MDEQ spokeswoman Mel Brown responded to the letter by saying the department “has and will continue to undertake efforts to ensure that all communities are treated fairly and equally under the environmental statues” that govern its work.

“Furthermore, department staff treat each issue with the seriousness and objectivity that each circumstance presents, deploying hundreds of regional staff across the state each week to investigate and discover environmental issues that impact people’s lives each day,” she said in an email.

The state health department declined to weigh in.

“Given the letter was just issued today, MDHHS is not going to comment at this time and pending further review,” spokeswoman Jennifer Eisner said Tuesday.

The groups argue the water crisis provides “ample reason to believe” that the state agencies violated Title VI of the Civil Rights Act of 1964 and Section 504 of the Rehabilitation Act, which extended civil rights protections to people with disabilities.
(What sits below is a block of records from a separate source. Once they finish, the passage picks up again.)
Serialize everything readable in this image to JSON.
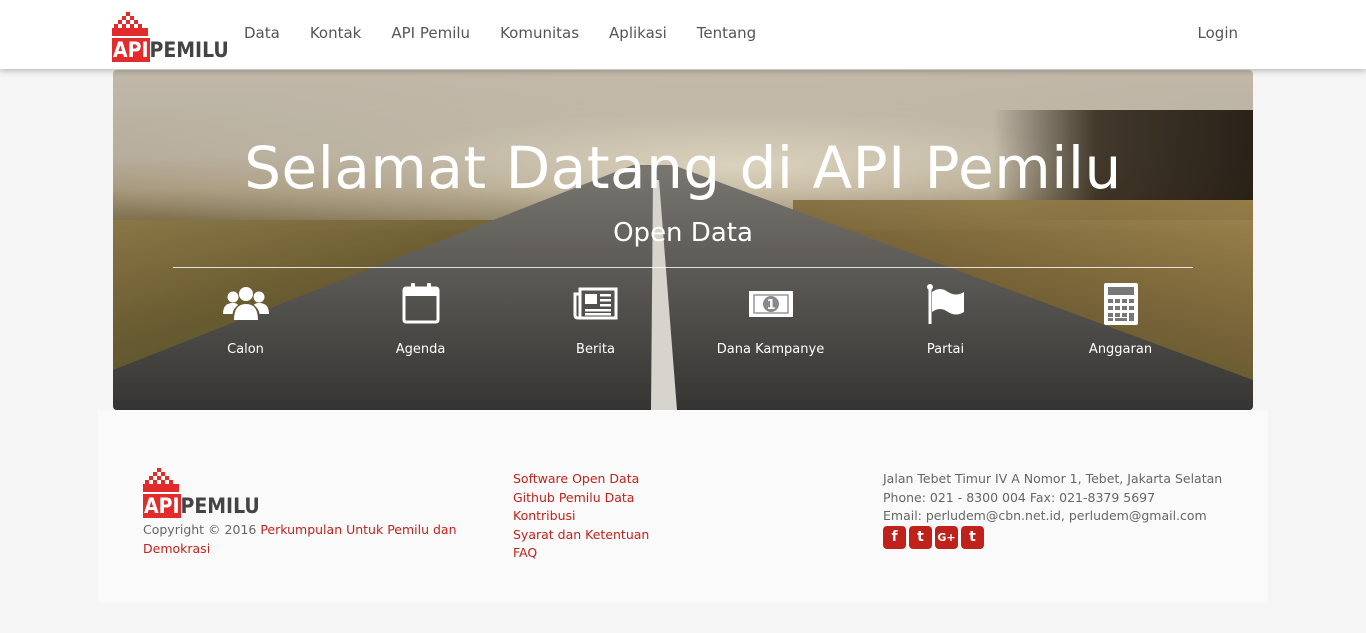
{
  "brand": {
    "logo_api": "API",
    "logo_pemilu": "PEMILU",
    "accent": "#e32b2b"
  },
  "nav": {
    "items": [
      {
        "label": "Data"
      },
      {
        "label": "Kontak"
      },
      {
        "label": "API Pemilu"
      },
      {
        "label": "Komunitas"
      },
      {
        "label": "Aplikasi"
      },
      {
        "label": "Tentang"
      }
    ],
    "login": "Login"
  },
  "hero": {
    "title": "Selamat Datang di API Pemilu",
    "subtitle": "Open Data",
    "features": [
      {
        "label": "Calon",
        "icon": "users-icon"
      },
      {
        "label": "Agenda",
        "icon": "calendar-icon"
      },
      {
        "label": "Berita",
        "icon": "newspaper-icon"
      },
      {
        "label": "Dana Kampanye",
        "icon": "money-icon"
      },
      {
        "label": "Partai",
        "icon": "flag-icon"
      },
      {
        "label": "Anggaran",
        "icon": "calculator-icon"
      }
    ]
  },
  "footer": {
    "copyright_prefix": "Copyright © 2016",
    "copyright_link": "Perkumpulan Untuk Pemilu dan Demokrasi",
    "links": [
      {
        "label": "Software Open Data"
      },
      {
        "label": "Github Pemilu Data"
      },
      {
        "label": "Kontribusi"
      },
      {
        "label": "Syarat dan Ketentuan"
      },
      {
        "label": "FAQ"
      }
    ],
    "address": "Jalan Tebet Timur IV A Nomor 1, Tebet, Jakarta Selatan",
    "phone": "Phone: 021 - 8300 004 Fax: 021-8379 5697",
    "email": "Email: perludem@cbn.net.id, perludem@gmail.com",
    "socials": [
      {
        "glyph": "f",
        "icon": "facebook-icon"
      },
      {
        "glyph": "t",
        "icon": "twitter-icon"
      },
      {
        "glyph": "G+",
        "icon": "google-plus-icon"
      },
      {
        "glyph": "t",
        "icon": "tumblr-icon"
      }
    ],
    "link_color": "#c0221b"
  }
}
The federal departments have the authority to launch civil rights compliance reviews of state or local agencies but rarely exercise that power, said Earthjustice attorney Marianne Engelman Lado. She noted the Department of Justice initiated a compliance review of the Ferguson Police Department after the 2014 fatal shooting of Michael Brown.

EPA “doesn’t have to wait for someone to file a complaint if it has reason to believe there is discrimination or non-compliance going on,” Lado said. “It’s supposed to hold agencies and recipients of federal funding responsible.”
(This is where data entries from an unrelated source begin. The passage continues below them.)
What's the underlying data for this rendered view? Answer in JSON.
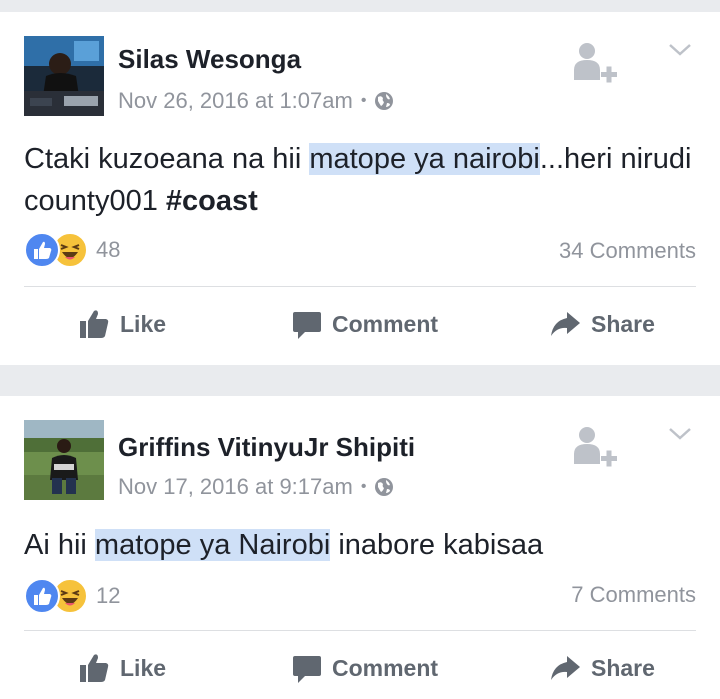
{
  "posts": [
    {
      "author": "Silas Wesonga",
      "timestamp": "Nov 26, 2016 at 1:07am",
      "separator": "•",
      "privacy_icon": "globe-icon",
      "text_before": "Ctaki kuzoeana na hii ",
      "text_highlight": "matope ya nairobi",
      "text_after": "...heri nirudi county001 ",
      "hashtag": "#coast",
      "reaction_count": "48",
      "comments": "34 Comments",
      "actions": {
        "like": "Like",
        "comment": "Comment",
        "share": "Share"
      }
    },
    {
      "author": "Griffins VitinyuJr Shipiti",
      "timestamp": "Nov 17, 2016 at 9:17am",
      "separator": "•",
      "privacy_icon": "globe-icon",
      "text_before": "Ai hii ",
      "text_highlight": "matope ya Nairobi",
      "text_after": " inabore kabisaa",
      "hashtag": "",
      "reaction_count": "12",
      "comments": "7 Comments",
      "actions": {
        "like": "Like",
        "comment": "Comment",
        "share": "Share"
      }
    }
  ],
  "colors": {
    "background": "#e9ebee",
    "card": "#ffffff",
    "highlight": "#cfe0f7",
    "like_blue": "#4f87f0",
    "haha_yellow": "#f6c23b",
    "meta_gray": "#90949c",
    "action_gray": "#606770"
  }
}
The letter accuses the DEQ of demonstrating “callous and unjustifiable indifference to the concerns of Flint’s residents — most of whom are African American — before, during and after the switch to Flint River water.”

The city used Flint River water between April 2014 and October 2015. The switch initially prompted resident complaints over color, taste and odor, and researchers eventually discovered elevated lead levels since attributed to a lack of corrosion control additives. The DEQ did not require the city to use those chemicals.
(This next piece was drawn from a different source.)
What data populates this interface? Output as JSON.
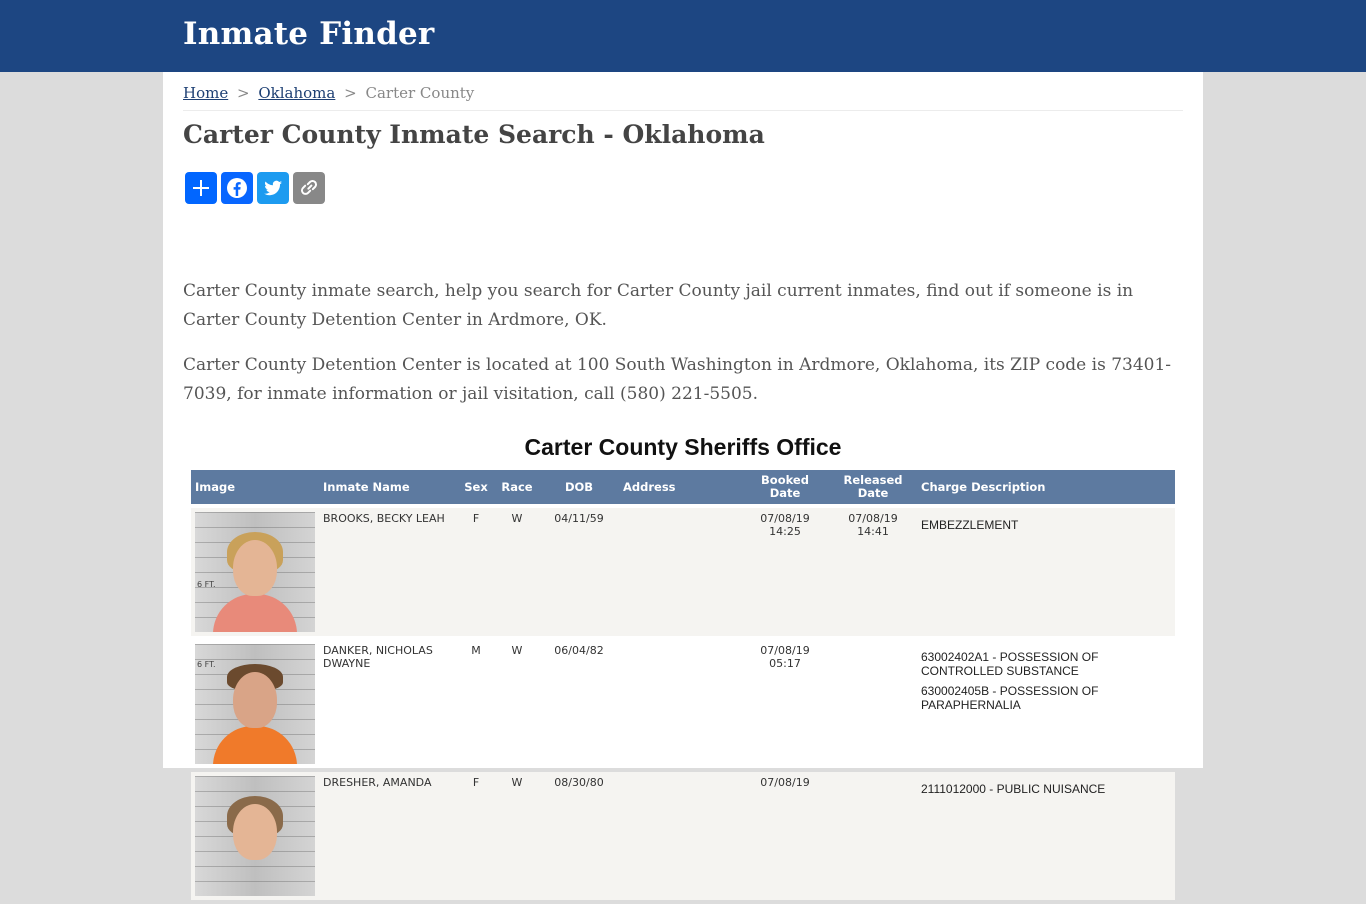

The state health department “compounded the crisis by failing to recognize or respond to the public health consequences of DEQ’s failures,” according to the letter, which cites the impact on African Americans, along with Latino and disabled residents who may have had difficulties obtaining bottled water due to language or physical barriers.

The letter also highlights air pollution and other concerns in industry-heavy areas of Detroit, arguing the DEQ has ignored health impacts when issuing permits in the minority-majority city.

“I wonder if it’s germ warfare on communities of color,” said Vincent Martin of Original United Citizens of Southwest Detroit.

The groups are calling on federal departments to evaluate the actions, policies and practices of the state agencies to identity and address any areas of non-compliance with civil rights laws.

Brown noted the DEQ has worked to install additional air quality filters in southwest Detroit, holds public hearings on various proposals and “continues to seek new ways to engage with all communities equally and fairly regardless of geography or demographic.”

The department is “dedicated now more then ever, to working with all individuals and groups as it addresses the important environmental issues that all Michiganders are passionate about — clean air, safe water, and protecting the lands of our natural environment that we call home,” Brown said in an email.